Dr Swen Hoelder
Division of Cancer Therapeutics
Team: Medicinal Chemistry 4
Email: swen.hoelder@icr.ac.uk
Location: Haddow Laboratories, Sutton
Research Summary
The Institute of Cancer Research provides a unique environment for collaborative and interdisciplinary drug discovery and research. Within Medicinal Chemistry Team 4, we apply our organic chemistry and drug design skills to discover novel cancer drugs within this environment.
In particular, the team pursue novel and unexplored targets and therapeutic concepts— ultimately to identify candidates for clinical development, but also to provide selective inhibitors as tool compounds. These tool compounds are invaluable to further deepen the biological understanding of a particular drug target and to aid the identification of patient populations which will benefit most from this drug. Current drug discovery projects in Medicinal Chemistry 4 include inhibitors of Nek kinases, an ubiquitin ligase, a DNA repair enzyme and, most recently, a histone modifying enzyme.

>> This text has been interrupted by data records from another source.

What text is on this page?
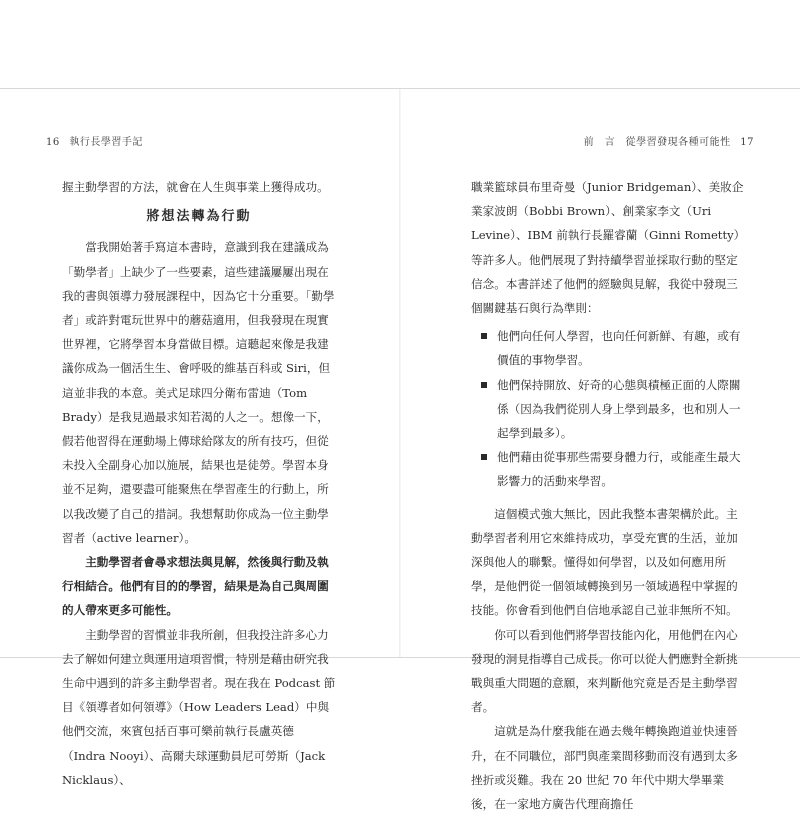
16 執行長學習手記

握主動學習的方法，就會在人生與事業上獲得成功。

將想法轉為行動

當我開始著手寫這本書時，意識到我在建議成為「勤學者」上缺少了一些要素，這些建議屢屢出現在我的書與領導力發展課程中，因為它十分重要。「勤學者」或許對電玩世界中的蘑菇適用，但我發現在現實世界裡，它將學習本身當做目標。這聽起來像是我建議你成為一個活生生、會呼吸的維基百科或 Siri，但這並非我的本意。美式足球四分衛布雷迪（Tom Brady）是我見過最求知若渴的人之一。想像一下，假若他習得在運動場上傳球給隊友的所有技巧，但從未投入全副身心加以施展，結果也是徒勞。學習本身並不足夠，還要盡可能聚焦在學習產生的行動上，所以我改變了自己的措詞。我想幫助你成為一位主動學習者（active learner）。

主動學習者會尋求想法與見解，然後與行動及執行相結合。他們有目的的學習，結果是為自己與周圍的人帶來更多可能性。

主動學習的習慣並非我所創，但我投注許多心力去了解如何建立與運用這項習慣，特別是藉由研究我生命中遇到的許多主動學習者。現在我在 Podcast 節目《領導者如何領導》（How Leaders Lead）中與他們交流，來賓包括百事可樂前執行長盧英德（Indra Nooyi）、高爾夫球運動員尼可勞斯（Jack Nicklaus）、

前　言　從學習發現各種可能性 17

職業籃球員布里奇曼（Junior Bridgeman）、美妝企業家波朗（Bobbi Brown）、創業家李文（Uri Levine）、IBM 前執行長羅睿蘭（Ginni Rometty）等許多人。他們展現了對持續學習並採取行動的堅定信念。本書詳述了他們的經驗與見解，我從中發現三個關鍵基石與行為準則：

他們向任何人學習，也向任何新鮮、有趣，或有價值的事物學習。
他們保持開放、好奇的心態與積極正面的人際關係（因為我們從別人身上學到最多，也和別人一起學到最多）。
他們藉由從事那些需要身體力行，或能產生最大影響力的活動來學習。

這個模式強大無比，因此我整本書架構於此。主動學習者利用它來維持成功，享受充實的生活，並加深與他人的聯繫。懂得如何學習，以及如何應用所學，是他們從一個領域轉換到另一領域過程中掌握的技能。你會看到他們自信地承認自己並非無所不知。

你可以看到他們將學習技能內化，用他們在內心發現的洞見指導自己成長。你可以從人們應對全新挑戰與重大問題的意願，來判斷他究竟是否是主動學習者。

這就是為什麼我能在過去幾年轉換跑道並快速晉升，在不同職位，部門與產業間移動而沒有遇到太多挫折或災難。我在 20 世紀 70 年代中期大學畢業後，在一家地方廣告代理商擔任
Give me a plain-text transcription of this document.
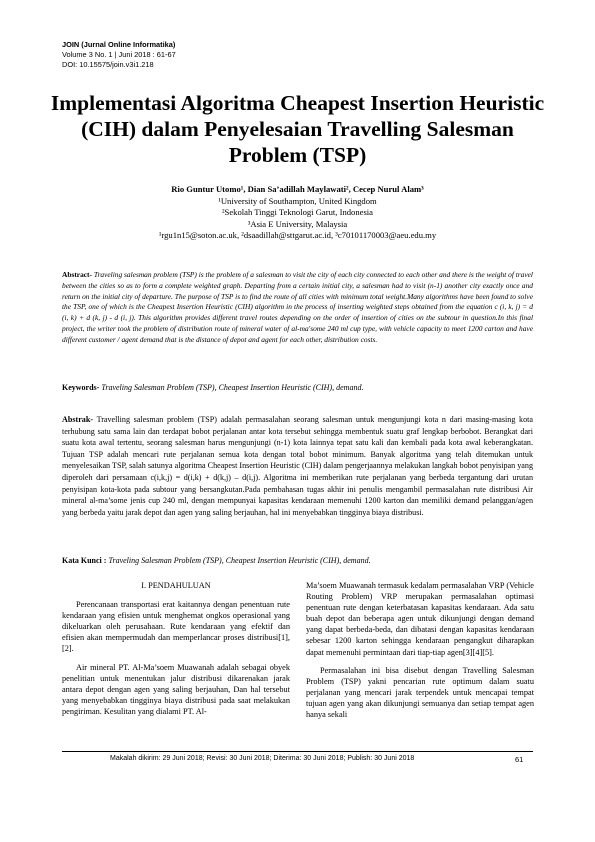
JOIN (Jurnal Online Informatika)
Volume 3 No. 1 | Juni 2018 : 61-67
DOI: 10.15575/join.v3i1.218
Implementasi Algoritma Cheapest Insertion Heuristic (CIH) dalam Penyelesaian Travelling Salesman Problem (TSP)
Rio Guntur Utomo¹, Dian Sa’adillah Maylawati², Cecep Nurul Alam³
¹University of Southampton, United Kingdom
²Sekolah Tinggi Teknologi Garut, Indonesia
³Asia E University, Malaysia
¹rgu1n15@soton.ac.uk, ²dsaadillah@sttgarut.ac.id, ³c70101170003@aeu.edu.my
Abstract- Traveling salesman problem (TSP) is the problem of a salesman to visit the city of each city connected to each other and there is the weight of travel between the cities so as to form a complete weighted graph. Departing from a certain initial city, a salesman had to visit (n-1) another city exactly once and return on the initial city of departure. The purpose of TSP is to find the route of all cities with minimum total weight.Many algorithms have been found to solve the TSP, one of which is the Cheapest Insertion Heuristic (CIH) algorithm in the process of inserting weighted steps obtained from the equation c (i, k, j) = d (i, k) + d (k, j) - d (i, j). This algorithm provides different travel routes depending on the order of insertion of cities on the subtour in question.In this final project, the writer took the problem of distribution route of mineral water of al-ma'some 240 ml cup type, with vehicle capacity to meet 1200 carton and have different customer / agent demand that is the distance of depot and agent for each other, distribution costs.
Keywords- Traveling Salesman Problem (TSP), Cheapest Insertion Heuristic (CIH), demand.
Abstrak- Travelling salesman problem (TSP) adalah permasalahan seorang salesman untuk mengunjungi kota n dari masing-masing kota terhubung satu sama lain dan terdapat bobot perjalanan antar kota tersebut sehingga membentuk suatu graf lengkap berbobot. Berangkat dari suatu kota awal tertentu, seorang salesman harus mengunjungi (n-1) kota lainnya tepat satu kali dan kembali pada kota awal keberangkatan. Tujuan TSP adalah mencari rute perjalanan semua kota dengan total bobot minimum. Banyak algoritma yang telah ditemukan untuk menyelesaikan TSP, salah satunya algoritma Cheapest Insertion Heuristic (CIH) dalam pengerjaannya melakukan langkah bobot penyisipan yang diperoleh dari persamaan c(i,k,j) = d(i,k) + d(k,j) – d(i,j). Algoritma ini memberikan rute perjalanan yang berbeda tergantung dari urutan penyisipan kota-kota pada subtour yang bersangkutan.Pada pembahasan tugas akhir ini penulis mengambil permasalahan rute distribusi Air mineral al-ma’some jenis cup 240 ml, dengan mempunyai kapasitas kendaraan memenuhi 1200 karton dan memiliki demand pelanggan/agen yang berbeda yaitu jarak depot dan agen yang saling berjauhan, hal ini menyebabkan tingginya biaya distribusi.
Kata Kunci : Traveling Salesman Problem (TSP), Cheapest Insertion Heuristic (CIH), demand.
I. PENDAHULUAN

Perencanaan transportasi erat kaitannya dengan penentuan rute kendaraan yang efisien untuk menghemat ongkos operasional yang dikeluarkan oleh perusahaan. Rute kendaraan yang efektif dan efisien akan mempermudah dan memperlancar proses distribusi[1], [2].

Air mineral PT. Al-Ma’soem Muawanah adalah sebagai obyek penelitian untuk menentukan jalur distribusi dikarenakan jarak antara depot dengan agen yang saling berjauhan, Dan hal tersebut yang menyebabkan tingginya biaya distribusi pada saat melakukan pengiriman. Kesulitan yang dialami PT. Al-

Ma’soem Muawanah termasuk kedalam permasalahan VRP (Vehicle Routing Problem) VRP merupakan permasalahan optimasi penentuan rute dengan keterbatasan kapasitas kendaraan. Ada satu buah depot dan beberapa agen untuk dikunjungi dengan demand yang dapat berbeda-beda, dan dibatasi dengan kapasitas kendaraan sebesar 1200 karton sehingga kendaraan pengangkut diharapkan dapat memenuhi permintaan dari tiap-tiap agen[3][4][5].

Permasalahan ini bisa disebut dengan Travelling Salesman Problem (TSP) yakni pencarian rute optimum dalam suatu perjalanan yang mencari jarak terpendek untuk mencapai tempat tujuan agen yang akan dikunjungi semuanya dan setiap tempat agen hanya sekali

Makalah dikirim: 29 Juni 2018; Revisi: 30 Juni 2018; Diterima: 30 Juni 2018; Publish: 30 Juni 2018	61
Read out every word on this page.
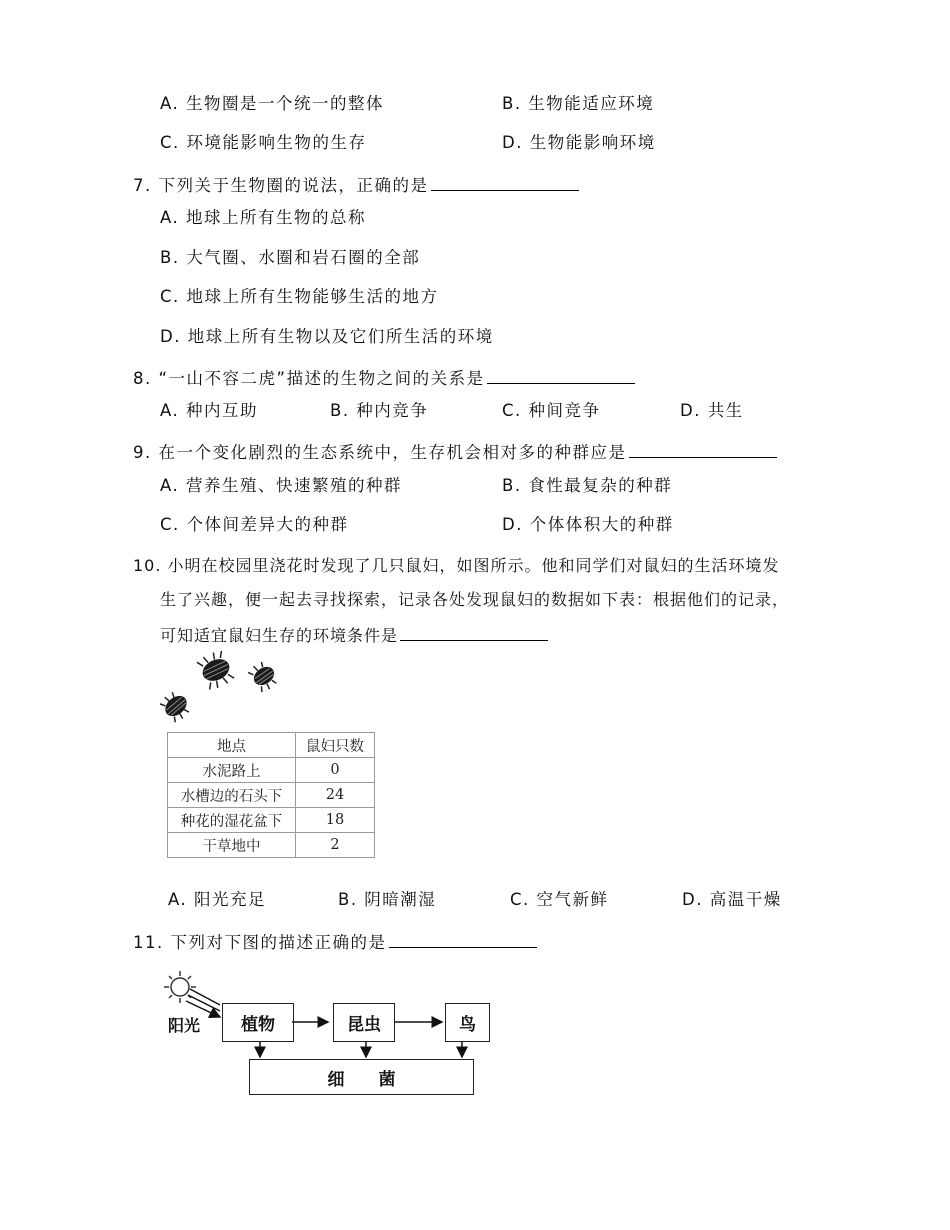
A. 生物圈是一个统一的整体	B. 生物能适应环境
C. 环境能影响生物的生存	D. 生物能影响环境
7. 下列关于生物圈的说法，正确的是
A. 地球上所有生物的总称
B. 大气圈、水圈和岩石圈的全部
C. 地球上所有生物能够生活的地方
D. 地球上所有生物以及它们所生活的环境
8. “一山不容二虎”描述的生物之间的关系是
A. 种内互助	B. 种内竞争	C. 种间竞争	D. 共生
9. 在一个变化剧烈的生态系统中，生存机会相对多的种群应是
A. 营养生殖、快速繁殖的种群	B. 食性最复杂的种群
C. 个体间差异大的种群	D. 个体体积大的种群
10. 小明在校园里浇花时发现了几只鼠妇，如图所示。他和同学们对鼠妇的生活环境发
生了兴趣，便一起去寻找探索，记录各处发现鼠妇的数据如下表：根据他们的记录，
可知适宜鼠妇生存的环境条件是
地点	鼠妇只数
水泥路上	0
水槽边的石头下	24
种花的湿花盆下	18
干草地中	2
A. 阳光充足	B. 阴暗潮湿	C. 空气新鲜	D. 高温干燥
11. 下列对下图的描述正确的是
阳光	植物	昆虫	鸟
细　　菌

We identify lead structures by creative design and synthesis of novel heterocyclic scaffolds, or by high-throughput screening, and optimise them towards preclinical candidates using the principles of medicinal chemistry. We place a particular emphasis on structure-based design in our projects as exemplified in our recent publications on inhibitors of the mitotic kinase Nek2. In addition, we use several other state-of-the-art technologies including parallel synthesis techniques, computer modelling, crystallography and fragment based approaches.
Besides being involved in drug discovery, we are keen to explore and further develop synthetic methodologies and to make contributions to the scientific advancement of the field of medicinal chemistry and drug design. Finally, in collaboration with other teams we also endeavour to support the identification of new oncology targets through chemical biology approaches.
Biography
Dr Hoelder leads the Medicinal Chemistry 4 team within the CR-UK Cancer Therapeutics Unit, a part of the Division of Cancer Therapeutics, at the Institute of Cancer Research.
Medicinal chemistry plays a crucial role towards the generation of a new drug. Drug candidates are identified through creative design, chemical synthesis and systematic testing of chemical compounds. These drug candidates are then progressed to clinical trials. Dr Hoelder and his team apply their medicinal chemistry skills to discover novel cancer drugs in collaboration with other research teams both internally in the ICR and externally.
Dr Hoelder studied chemistry at the University of Muenster (Germany). He completed his PhD in organic chemistry at the Technical University in Berlin, working on the synthesis of derivatives of the natural product coronafacic acid. During his PhD he was awarded a fellowship by the Fonds der chemischen Industrie.
Following his PhD, Dr Hoelder spent two years in the lab of Professor P.G. Schultz at the University of California, Berkeley establishing methods to identify novel enzymes through selection from large protein libraries. He was supported during his Post-Doctoral research by a Feodor Lynen fellowship from the Alexander von Humboldt Foundation.
Dr Hoelder then joined the department of Medicinal Chemistry at Hoechst Marion Roussel (now Sanofi Aventis), a major pharmaceutical company, where he predominately worked on diabetes therapies. In addition, he led teams that were responsible for the creation of a kinase screening library and explored the application of Bio-NMR for kinase drug discovery in collaboration with the group of Professor H. Schwalbe at Frankfurt University.
In 2005, he joined Altana (now Nycomed) to work on cancer therapies, where he led a team of chemists that discovered two pre-clinical candidates.
In October 2007, Dr Hoelder joined the faculty of The Institute of Cancer Research and is now applying his medicinal chemistry experience to discover novel drugs in the unique and collaborative environment of the ICR.
Research Interests
Our overall goal in our drug discovery projects is to identify drug candidates which are suitable for clinical development.